By the time I reached the landing, the temperature had dropped sharply. A chill wind swept across the river. I climbed back into my clothes and walked home smelling of fish. That was six years ago. The sweater is still with me, as is the scent. Maybe nobody else can smell it, after tons of mothballs and innumerable dry cleanings, but I was putting the sweater in the car this morning, prior to setting off down Route 33, and caught a whiff of it again, every bit as strong as that day I passed through a school of stripers.

Stutts Creek, my destination, is one of many tidal creeks found along the Virginia side of the Chesapeake Bay. Itself a branch of the bay, it sprouts still other branches and ends up looking on a map like a tree that has fallen into the bay's marshy fringes. Once a waterway for crabbers and oystermen, it has become in recent years something of a playground as well, conveying many more svelte Chris-Crafts than lumbering work-boats. But like playgrounds everywhere, it is crowded in the summer and all but empty during the winter.

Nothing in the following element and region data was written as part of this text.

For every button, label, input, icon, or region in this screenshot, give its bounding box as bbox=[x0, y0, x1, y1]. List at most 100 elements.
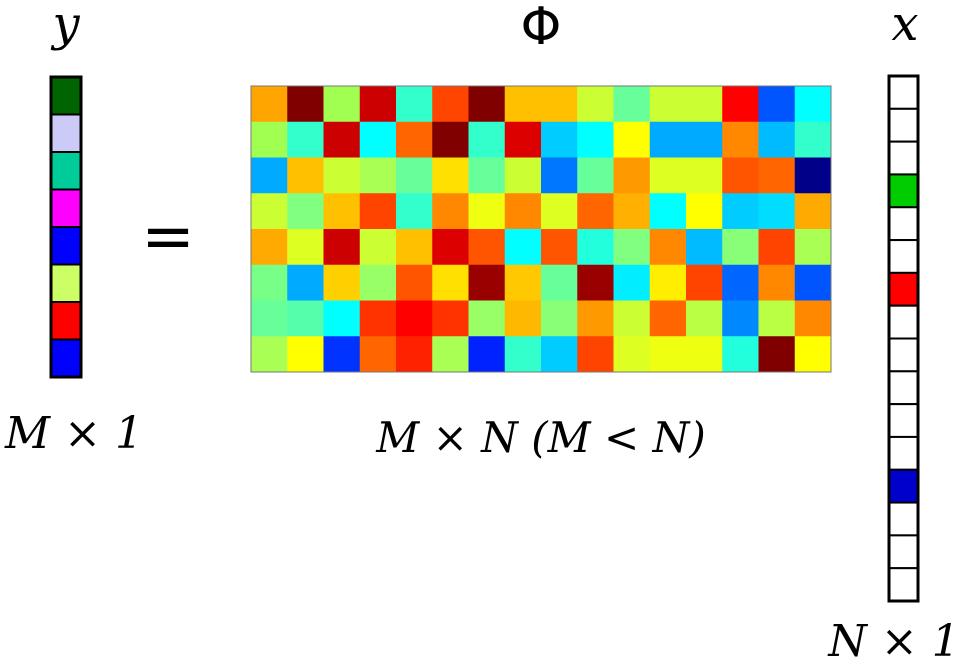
x-vector bbox=[887, 74, 920, 603]
phi-cell bbox=[794, 300, 832, 337]
phi-cell bbox=[396, 336, 433, 373]
phi-cell bbox=[432, 264, 469, 301]
y-vector bbox=[49, 75, 83, 379]
phi-cell bbox=[758, 229, 796, 266]
phi-cell bbox=[396, 300, 433, 337]
phi-cell bbox=[323, 157, 361, 194]
phi-cell bbox=[722, 336, 759, 373]
phi-cell bbox=[251, 86, 288, 123]
phi-cell bbox=[396, 157, 433, 194]
y-cell bbox=[50, 226, 82, 266]
x-cell bbox=[888, 140, 919, 176]
phi-cell bbox=[613, 193, 651, 230]
phi-cell bbox=[359, 300, 397, 337]
phi-cell bbox=[432, 121, 469, 158]
y-cell bbox=[50, 76, 82, 116]
phi-cell bbox=[541, 157, 578, 194]
x-cell bbox=[888, 501, 919, 537]
phi-cell bbox=[468, 336, 506, 373]
phi-cell bbox=[287, 229, 324, 266]
phi-cell bbox=[794, 229, 832, 266]
phi-cell bbox=[251, 336, 288, 373]
phi-cell bbox=[794, 193, 832, 230]
phi-cell bbox=[323, 86, 361, 123]
phi-cell bbox=[251, 157, 288, 194]
phi-cell bbox=[794, 157, 832, 194]
phi-cell bbox=[686, 229, 723, 266]
x-cell bbox=[888, 435, 919, 471]
phi-cell bbox=[577, 300, 614, 337]
phi-cell bbox=[758, 121, 796, 158]
phi-cell bbox=[541, 229, 578, 266]
phi-cell bbox=[722, 264, 759, 301]
x-cell bbox=[888, 567, 919, 602]
x-cell bbox=[888, 403, 919, 438]
phi-cell bbox=[541, 86, 578, 123]
phi-cell bbox=[794, 121, 832, 158]
phi-cell bbox=[396, 193, 433, 230]
phi-cell bbox=[577, 157, 614, 194]
phi-cell bbox=[396, 86, 433, 123]
phi-cell bbox=[432, 336, 469, 373]
phi-cell bbox=[251, 193, 288, 230]
phi-cell bbox=[794, 336, 832, 373]
phi-cell bbox=[613, 229, 651, 266]
phi-cell bbox=[613, 86, 651, 123]
phi-matrix-border bbox=[250, 85, 832, 373]
phi-cell bbox=[251, 121, 288, 158]
phi-cell bbox=[541, 300, 578, 337]
y-vector-border bbox=[49, 75, 83, 379]
phi-cell bbox=[541, 336, 578, 373]
phi-cell bbox=[722, 121, 759, 158]
phi-cell bbox=[758, 86, 796, 123]
phi-dimension-label: M × N (M < N) bbox=[375, 413, 705, 462]
phi-cell bbox=[649, 193, 687, 230]
y-cell bbox=[50, 301, 82, 341]
phi-cell bbox=[758, 336, 796, 373]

When I fish Stutts Creek I always stay with a man who was raised on it, Norris Richardson, who runs Pine Hall, an inn for fishermen and exhausted city dwellers who drive down on the weekends from Richmond. Pine Hall is a large white house overlooking the creek from a summit of green grass. Norris runs the place as though he were not really trying to, and as a result it is one of the best-run places I know of. You have the comfortable feeling that everyone is there to relax, even the help. Norris is a small, distracted man with an inexhaustible supply of country stories, little pastoral romances about coons and possums and what happened to old Uncle So-and-so when a pail of crabs turned over in his kitchen. Listen to enough of these tales and you forget all about Vietnam and overpopulation. I always like to hear one or two before setting off up the creek. They are like steppingstones to another world.